Worke drew a deep breath; he seemed to swell to fill the doorway. “You ain’t thinkin’ I’d let you leave?”

The pommel of her sword hilt was warm in Miss Tolerance’s palm. She drew the sword with a fluid motion and stood in a relaxed
garde.
“I am not thinking that you will have much choice.” She was pleased that her voice kept steady.

For a moment it appeared that the surprise of having a woman draw steel on him would win Miss Tolerance’s point. Worke stumbled back a step, straight into the door frame. The impact recalled him to himself. He stepped forward before Miss Tolerance could close with him, and reached about him until his hand found the curved head of an iron tool leaning against the wall. The thing was as long as his forearm and, by the look of it, meant for prising open crates. He held it at arm’s length in answer to Miss Tolerance’s own stance: even with one end of the bar bent backward the tool gave Worke, with his longer arms, the advantage of reach. Miss Tolerance knew that her sword would not withstand a direct hit from the bar. If Worke hit
her
with it he would break her bones—or her skull.

Miss Tolerance retreated half a step. The iron bar was heavy; wielding it would fatigue even so big a man as Worke. His stance made it plain that the sword was not his usual weapon, which might give her some advantage. Still, he was larger, his weapon heavier, and she was certain he would not scruple to kill her if he saw the chance. She must let him tire himself, or draw him away from the door or, failing that, distract him. “You killed Tom Proctor,” she said.

Worke licked his lips. “If I did? Tommy’d been stealing—”

“—Cinchona bark, I know.”

As he had on the street, Worke reacted to the mention of the box’s contents. He did not answer, but stepped toward her, moving his right hand, the hand that held the bar, from side to side, the forked tip at the height of her nose. Miss Tolerance extended her arm, her blade unwaveringly pointed at Worke’s heart, and the big man retreated again.

“Did Proctor mean to sell the bark? It would have made a nice supplement to his salary.”

“Nah, he was sick. Kep’ it for ‘imself.”

“Thus the scarf on an April day,” she murmured to herself.

“Too smart by half, Tommy was. Like you.” Worke leaned forward, poking at her with the bar’s tip. Heavy as it was, it was not a stabbing weapon, and while he was poking rather than swinging the bar Miss Tolerance could parry it on the forte of her blade. She was back
en garde
immediately. Worke swung the heavy bar back in line, but there was a tremble in his arm. The weight of the bar was taking its toll. “I’ve had
just
enough of you, you whore. I’ll break your crown proper this time.”

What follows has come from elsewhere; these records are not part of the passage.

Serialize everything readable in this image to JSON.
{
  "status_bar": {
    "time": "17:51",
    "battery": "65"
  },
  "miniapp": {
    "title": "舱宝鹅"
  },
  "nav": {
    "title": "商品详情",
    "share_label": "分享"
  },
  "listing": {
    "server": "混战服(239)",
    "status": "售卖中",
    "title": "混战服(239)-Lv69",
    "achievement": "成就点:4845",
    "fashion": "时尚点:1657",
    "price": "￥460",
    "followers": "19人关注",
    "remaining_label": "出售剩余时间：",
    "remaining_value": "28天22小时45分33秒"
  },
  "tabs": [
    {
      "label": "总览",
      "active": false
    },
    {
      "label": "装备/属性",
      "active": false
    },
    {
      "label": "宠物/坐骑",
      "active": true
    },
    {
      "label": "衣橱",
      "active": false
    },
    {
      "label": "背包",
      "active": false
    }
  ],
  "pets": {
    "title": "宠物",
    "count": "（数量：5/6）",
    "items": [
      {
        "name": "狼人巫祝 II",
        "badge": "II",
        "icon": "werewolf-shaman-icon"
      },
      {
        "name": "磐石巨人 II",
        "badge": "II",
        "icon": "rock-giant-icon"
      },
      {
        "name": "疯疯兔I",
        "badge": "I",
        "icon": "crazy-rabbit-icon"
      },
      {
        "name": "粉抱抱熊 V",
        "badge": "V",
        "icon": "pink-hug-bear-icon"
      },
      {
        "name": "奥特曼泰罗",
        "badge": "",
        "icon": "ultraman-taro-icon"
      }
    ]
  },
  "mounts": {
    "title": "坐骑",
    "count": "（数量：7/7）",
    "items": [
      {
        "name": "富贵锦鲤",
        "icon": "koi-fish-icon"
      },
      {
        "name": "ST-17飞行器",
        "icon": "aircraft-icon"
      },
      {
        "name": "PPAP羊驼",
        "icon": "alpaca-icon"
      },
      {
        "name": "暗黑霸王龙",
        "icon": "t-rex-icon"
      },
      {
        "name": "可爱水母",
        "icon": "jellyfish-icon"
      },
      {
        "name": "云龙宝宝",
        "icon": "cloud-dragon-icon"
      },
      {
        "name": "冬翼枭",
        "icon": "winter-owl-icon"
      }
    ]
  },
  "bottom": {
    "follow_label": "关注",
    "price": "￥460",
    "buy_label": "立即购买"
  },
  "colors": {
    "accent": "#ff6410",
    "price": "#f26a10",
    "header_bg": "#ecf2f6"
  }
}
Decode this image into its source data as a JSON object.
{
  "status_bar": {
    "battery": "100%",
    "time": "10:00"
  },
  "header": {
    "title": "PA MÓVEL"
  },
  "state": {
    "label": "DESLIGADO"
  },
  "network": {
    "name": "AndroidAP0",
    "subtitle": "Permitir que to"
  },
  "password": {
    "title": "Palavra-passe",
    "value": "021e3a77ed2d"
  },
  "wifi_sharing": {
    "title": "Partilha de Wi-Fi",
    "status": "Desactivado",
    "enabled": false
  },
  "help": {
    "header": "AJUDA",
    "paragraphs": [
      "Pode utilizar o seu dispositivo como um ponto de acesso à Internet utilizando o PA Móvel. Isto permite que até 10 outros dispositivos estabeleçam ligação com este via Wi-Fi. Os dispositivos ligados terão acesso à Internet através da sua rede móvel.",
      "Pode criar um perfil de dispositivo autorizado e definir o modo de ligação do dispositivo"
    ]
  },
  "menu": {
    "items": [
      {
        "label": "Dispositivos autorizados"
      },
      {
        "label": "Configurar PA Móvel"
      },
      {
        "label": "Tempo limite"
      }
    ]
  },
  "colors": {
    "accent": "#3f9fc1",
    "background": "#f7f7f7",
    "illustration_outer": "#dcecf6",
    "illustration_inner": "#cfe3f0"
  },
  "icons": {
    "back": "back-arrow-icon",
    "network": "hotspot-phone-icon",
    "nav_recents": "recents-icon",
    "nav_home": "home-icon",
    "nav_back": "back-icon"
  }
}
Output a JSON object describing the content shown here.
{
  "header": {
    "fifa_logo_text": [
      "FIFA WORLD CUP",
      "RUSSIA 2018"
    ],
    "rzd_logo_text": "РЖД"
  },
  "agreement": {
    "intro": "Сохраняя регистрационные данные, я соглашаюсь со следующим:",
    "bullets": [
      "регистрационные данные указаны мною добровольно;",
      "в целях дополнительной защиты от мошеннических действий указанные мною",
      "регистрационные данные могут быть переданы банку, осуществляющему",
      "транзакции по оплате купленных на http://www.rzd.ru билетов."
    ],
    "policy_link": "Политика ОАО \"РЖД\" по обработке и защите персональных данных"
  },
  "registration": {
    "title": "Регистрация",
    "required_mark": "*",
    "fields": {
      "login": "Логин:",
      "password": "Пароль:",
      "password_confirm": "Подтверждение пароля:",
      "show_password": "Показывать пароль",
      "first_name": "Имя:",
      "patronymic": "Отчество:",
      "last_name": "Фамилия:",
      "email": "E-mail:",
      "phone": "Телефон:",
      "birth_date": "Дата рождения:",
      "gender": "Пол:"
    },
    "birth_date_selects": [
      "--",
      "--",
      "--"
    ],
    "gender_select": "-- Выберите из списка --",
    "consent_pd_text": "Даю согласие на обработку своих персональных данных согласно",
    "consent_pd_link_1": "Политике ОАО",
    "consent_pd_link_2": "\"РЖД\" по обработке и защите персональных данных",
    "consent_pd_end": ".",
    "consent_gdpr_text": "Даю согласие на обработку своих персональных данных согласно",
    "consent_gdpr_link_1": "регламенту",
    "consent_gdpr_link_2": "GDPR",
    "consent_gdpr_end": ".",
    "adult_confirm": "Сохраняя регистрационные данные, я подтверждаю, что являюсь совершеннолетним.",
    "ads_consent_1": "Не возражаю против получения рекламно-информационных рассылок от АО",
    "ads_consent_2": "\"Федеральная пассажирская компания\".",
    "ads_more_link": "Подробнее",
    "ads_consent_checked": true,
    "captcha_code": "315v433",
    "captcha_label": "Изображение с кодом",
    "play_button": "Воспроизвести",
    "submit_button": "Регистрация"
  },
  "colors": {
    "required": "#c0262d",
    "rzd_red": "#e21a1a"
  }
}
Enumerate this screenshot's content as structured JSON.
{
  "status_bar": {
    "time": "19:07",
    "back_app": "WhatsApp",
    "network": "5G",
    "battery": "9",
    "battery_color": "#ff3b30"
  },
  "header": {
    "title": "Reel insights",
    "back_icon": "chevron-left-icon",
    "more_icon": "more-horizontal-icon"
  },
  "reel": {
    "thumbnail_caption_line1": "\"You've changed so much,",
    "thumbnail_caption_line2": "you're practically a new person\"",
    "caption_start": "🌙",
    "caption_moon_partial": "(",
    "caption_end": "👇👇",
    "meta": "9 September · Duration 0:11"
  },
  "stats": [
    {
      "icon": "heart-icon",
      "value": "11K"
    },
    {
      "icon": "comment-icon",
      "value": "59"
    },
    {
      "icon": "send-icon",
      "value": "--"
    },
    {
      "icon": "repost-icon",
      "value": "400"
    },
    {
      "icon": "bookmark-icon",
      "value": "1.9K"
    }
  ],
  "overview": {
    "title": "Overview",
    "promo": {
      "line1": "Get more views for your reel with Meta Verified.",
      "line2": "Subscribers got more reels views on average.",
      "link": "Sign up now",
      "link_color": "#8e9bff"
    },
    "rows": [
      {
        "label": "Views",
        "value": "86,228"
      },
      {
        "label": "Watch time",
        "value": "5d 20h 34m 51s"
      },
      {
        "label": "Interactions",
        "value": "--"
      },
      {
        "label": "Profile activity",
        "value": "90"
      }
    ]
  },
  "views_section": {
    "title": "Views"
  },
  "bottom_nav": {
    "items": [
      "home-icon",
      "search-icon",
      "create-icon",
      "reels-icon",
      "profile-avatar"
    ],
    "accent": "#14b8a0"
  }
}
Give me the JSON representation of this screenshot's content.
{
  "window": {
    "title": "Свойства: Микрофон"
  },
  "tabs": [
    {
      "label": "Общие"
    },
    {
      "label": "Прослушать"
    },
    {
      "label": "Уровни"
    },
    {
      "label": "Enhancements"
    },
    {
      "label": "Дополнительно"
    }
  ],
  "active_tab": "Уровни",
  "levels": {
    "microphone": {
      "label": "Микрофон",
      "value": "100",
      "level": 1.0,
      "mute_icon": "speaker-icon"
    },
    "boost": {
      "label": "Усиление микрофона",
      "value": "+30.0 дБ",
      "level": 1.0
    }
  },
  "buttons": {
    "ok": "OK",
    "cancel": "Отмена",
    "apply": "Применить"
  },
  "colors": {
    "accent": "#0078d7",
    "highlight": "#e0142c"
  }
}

He raised the bar up and brought it down with crushing speed on the spot where, only a second before, Miss Tolerance had stood. His movement had telegraphed his intent. Instinctively she stepped to the side, let the bar glance off the guard of her sword, then caught the bar with her blade to bind it down as if it were a blade. When the point of the bar neared the floor she stepped on its length, pulling it from Worke’s hand. Worke, badly overbalanced, attempted to straighten up as Miss Tolerance cocked her wrist and brought the pommel of her small sword up to smash into his chin.